Appellate Court Upholds Award of More than $2000,000 for Damage to Trees

Appellate Court Upholds Award of More than $200,000 for Damage to Trees


In Salazar v. Matejcek, a California Appellate Court upheld a substantial award for a neighbor’s trespass to trees.  In Salazar, plaintiffs own a 10-acre parcel of rural property.  The parcel was undeveloped except for a small cabin.  Plaintiffs and their children vacationed at the property.  They used the property in its natural state and never cut down trees, cleared vegetation nor put in roads.  Plaintiffs subsequently discovered that a neighboring property owner, defendant, had installed a road, fence and gates on the Salazar property.  He also installed plastic water tanks and a pool.  He further installed water pipes connecting to a natural spring on their property.  He destroyed approximately 225 trees in building the road and clearing the area.  Defendant was using the spring water to irrigate a marijuana farm on his property.  Plaintiffs sued defendant alleging causes of action for:  quiet title; encroachment; trespass; wrongful removal of lumber;  and injunctive relief. 


After a court trial, the court found in favor of the plaintiffs.  The court awarded damages including $67,500 for trespass, which the court tripled for a finding that defendant’s conduct was willful and malicious.  The court also granted plaintiffs’ request for injunctive relief ordering the removal of the gate, fencing and irrigation lines and restoring the roadway to its natural condition.  Defendant appealed and the court of appeals affirmed. 
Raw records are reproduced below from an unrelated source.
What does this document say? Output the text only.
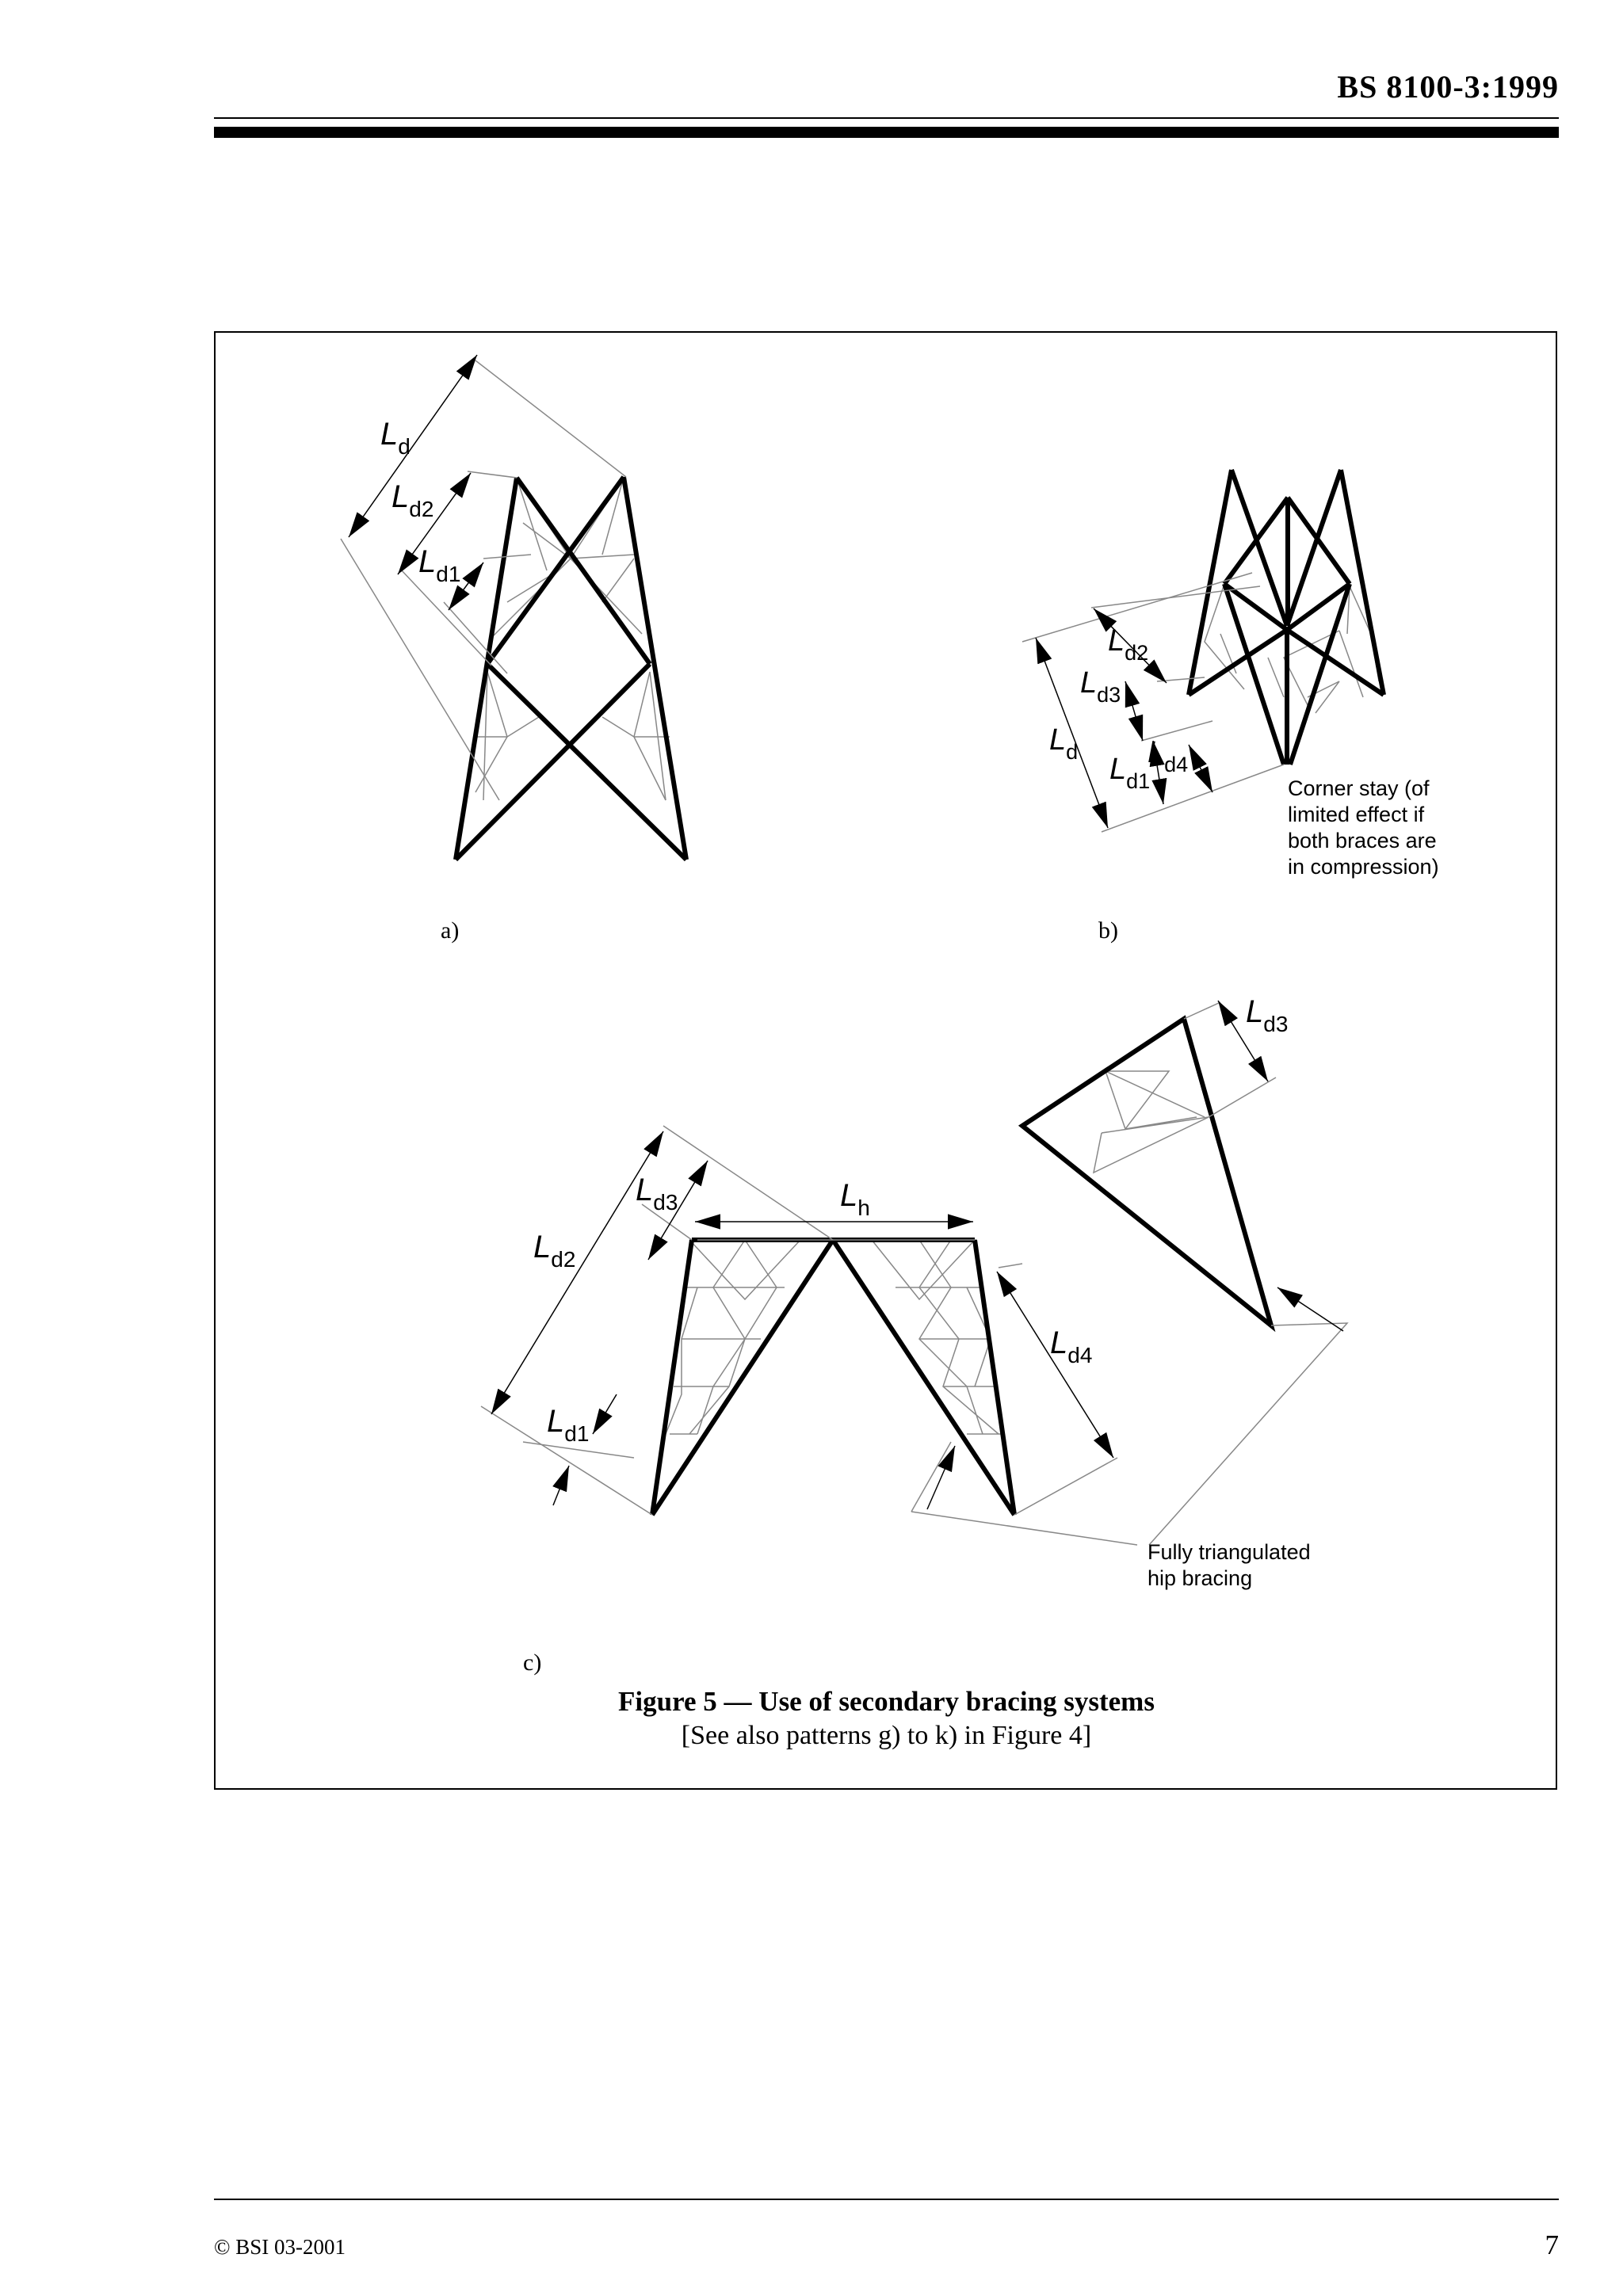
BS 8100-3:1999
$L_d$
$L_{d2}$
$L_{d1}$
$L_d$
$L_{d2}$
$L_{d3}$
$L_{d1}$
$L_{d4}$
Corner stay (of
limited effect if
both braces are
in compression)
$L_{d2}$
$L_{d3}$	$L_h$
$L_{d4}$
$L_{d1}$
$L_{d3}$
Fully triangulated
hip bracing
a)	b)
c)
Figure 5 — Use of secondary bracing systems
[See also patterns g) to k) in Figure 4]
© BSI 03-2001	7
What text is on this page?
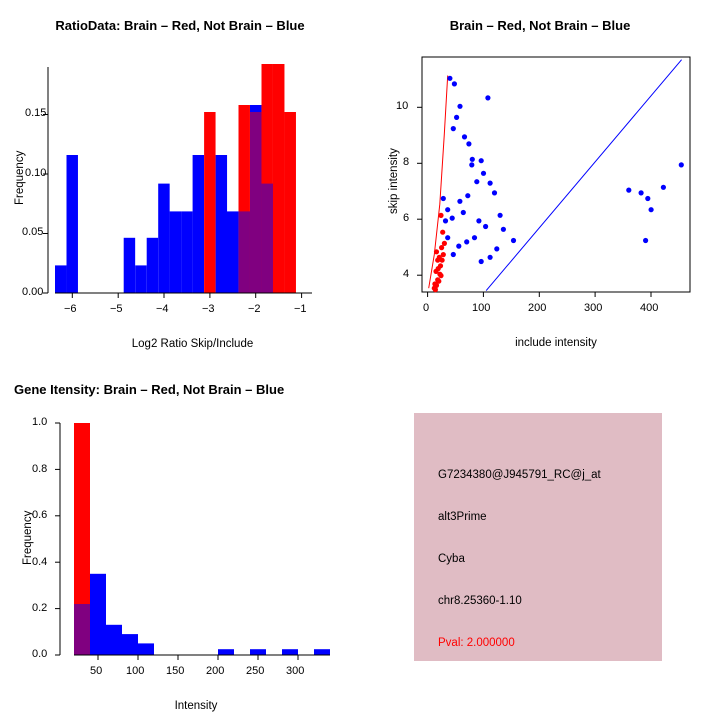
RatioData: Brain – Red, Not Brain – Blue
0.00
0.05
0.10
0.15
−6	−5	−4	−3	−2	−1
Log2 Ratio Skip/Include
Frequency
Brain – Red, Not Brain – Blue
0	100	200	300	400
4
6
8
10
include intensity
skip intensity
Gene Itensity: Brain – Red, Not Brain – Blue
0.0
0.2
0.4
0.6
0.8
1.0
50 100 150 200 250 300
Intensity
Frequency
G7234380@J945791_RC@j_at
alt3Prime
Cyba
chr8.25360-1.10
Pval: 2.000000
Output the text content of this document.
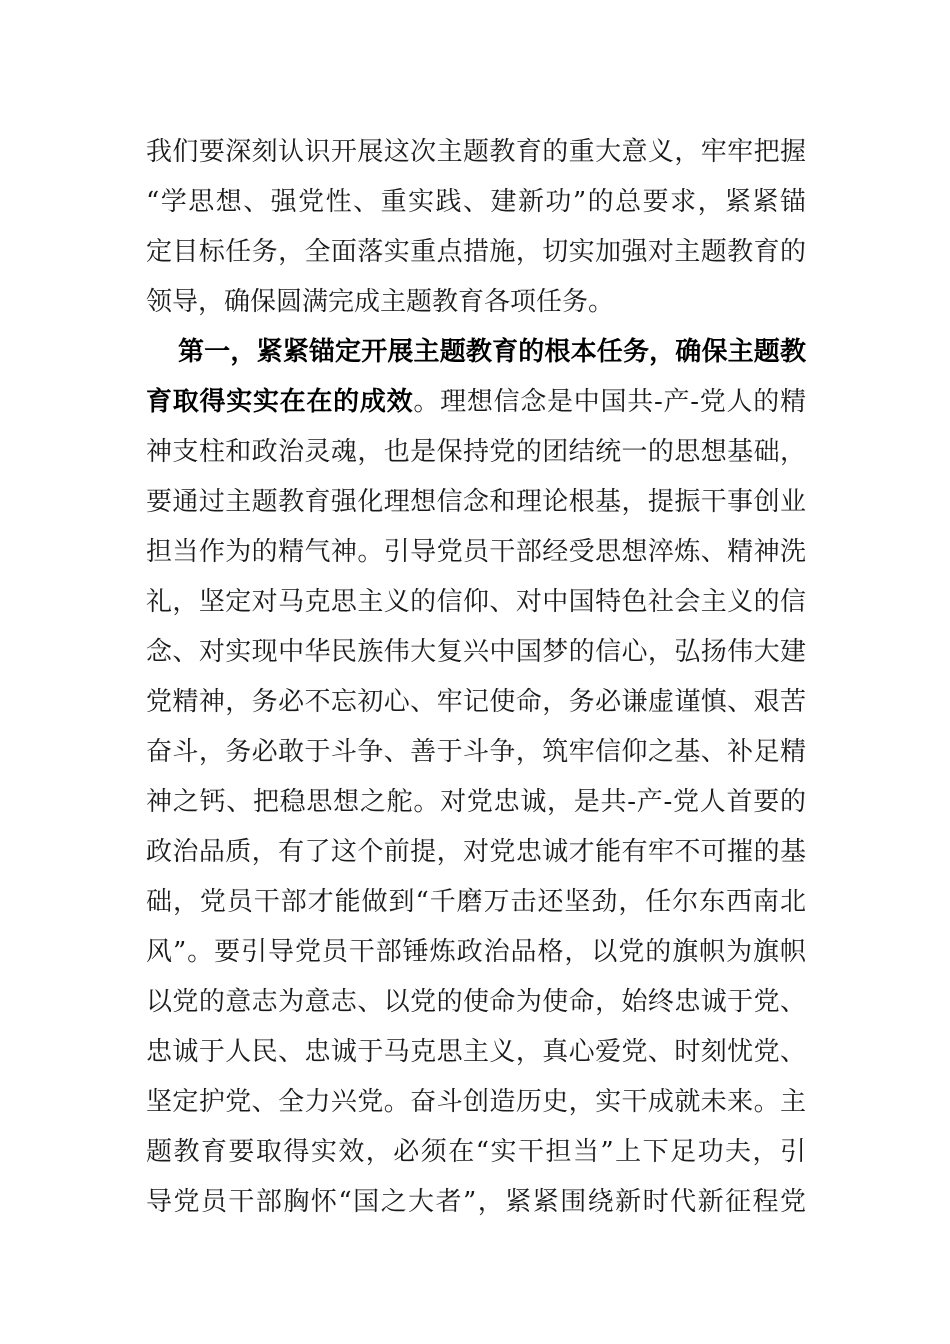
我们要深刻认识开展这次主题教育的重大意义，牢牢把握
“学思想、强党性、重实践、建新功”的总要求，紧紧锚
定目标任务，全面落实重点措施，切实加强对主题教育的
领导，确保圆满完成主题教育各项任务。
第一，紧紧锚定开展主题教育的根本任务，确保主题教
育取得实实在在的成效。理想信念是中国共-产-党人的精
神支柱和政治灵魂，也是保持党的团结统一的思想基础，
要通过主题教育强化理想信念和理论根基，提振干事创业
担当作为的精气神。引导党员干部经受思想淬炼、精神洗
礼，坚定对马克思主义的信仰、对中国特色社会主义的信
念、对实现中华民族伟大复兴中国梦的信心，弘扬伟大建
党精神，务必不忘初心、牢记使命，务必谦虚谨慎、艰苦
奋斗，务必敢于斗争、善于斗争，筑牢信仰之基、补足精
神之钙、把稳思想之舵。对党忠诚，是共-产-党人首要的
政治品质，有了这个前提，对党忠诚才能有牢不可摧的基
础，党员干部才能做到“千磨万击还坚劲，任尔东西南北
风”。要引导党员干部锤炼政治品格，以党的旗帜为旗帜
以党的意志为意志、以党的使命为使命，始终忠诚于党、
忠诚于人民、忠诚于马克思主义，真心爱党、时刻忧党、
坚定护党、全力兴党。奋斗创造历史，实干成就未来。主
题教育要取得实效，必须在“实干担当”上下足功夫，引
导党员干部胸怀“国之大者”，紧紧围绕新时代新征程党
Defendant argued that the award was unwarranted absent evidence of diminution in value to the Salazar’s property.  The appellate court found that argument to be unpersuasive.  The court found that the restoration costs were properly based on the aesthetic value of the trees to the defendants.  The court further found there was substantial evidence that the Salazars valued the property in its natural condition.  They spent a significant amount of time at the property and enjoyed the land, including the trees.